Le ministre semble sous-entendre que les OS avaient formulé des prévisions irréalistes et alarmistes quand elles annonçaient un rythme annuel plus proche des 4 000 suppressions d’emplois pour les moins pessimistes.

Nous étions pourtant cohérents suite aux propos du Premier ministre réaffirmant, encore au printemps dernier, que les effectifs de la fonction publique d'Etat devaient diminuer de 50 000 agents d'ici la fin du quinquennat.
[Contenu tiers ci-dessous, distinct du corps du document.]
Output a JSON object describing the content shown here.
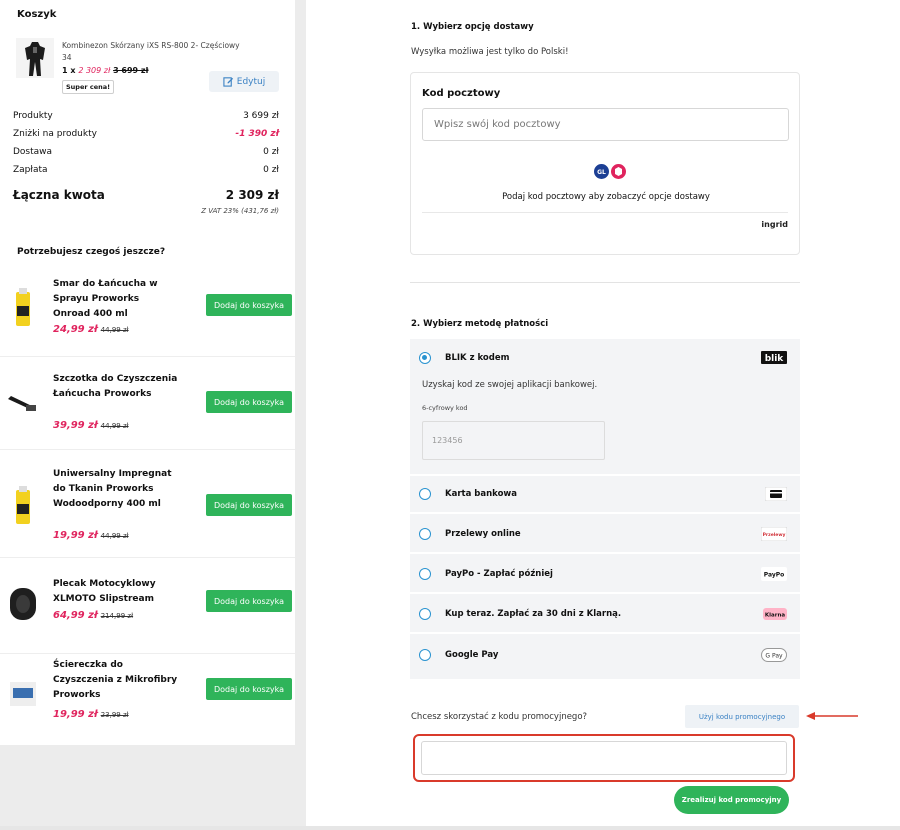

D’autant plus cohérents, que le précédent directeur général des Finances publiques n’avait pas fait mystère de cet accroissement des réductions d’emplois.  Cohérents aussi, car la DGFiP toujours « bonne élève », et souvent première contributrice des suppressions d'emplois dans la sphère publique civile, avec des projections de départs en retraite très élevées d'ici 2022 parmi son personnel, était le candidat idéal pour absorber une large part des réductions d’emplois dans la Fonction publique d’Etat.

Pour la CFDT Finances publiques, le nombre de suppressions d'emplois affiché à la DGFiP est aussi un gros mensonge ministériel. En effet, nul ne peut ignorer, et surtout pas le ministre de l’Action et des Comptes publics, que dans ce même calendrier il va transférer des missions de recouvrement de la DGDDI à la DGFiP sans la totalité des emplois attachés à la mission. Ce tour de passe-passe constitue donc bel et bien pour la DGFiP une suppression d'emplois à supporter sur ses missions actuelles sans le dire.

Pourquoi l'affichage d'une telle inflexion ministérielle ?

Le ministre a engagé plusieurs chantiers de réformes de la DGFiP (nouveau réseau de proximité - NRP, réformes du recouvrement, du cadastre, de la publicité foncière, du contrôle fiscal etc.) et il a besoin d’une administration qui fonctionne avec un minimum de sérénité pour pouvoir démontrer son savoir-faire et la justesse de ses choix. Or, tant la mobilisation des agents que les résultats catastrophiques du baromètre social, lui ont démontré que la situation à la DGFiP est plus que dégradée, en particulier à cause des restructurations et des suppressions d’emplois.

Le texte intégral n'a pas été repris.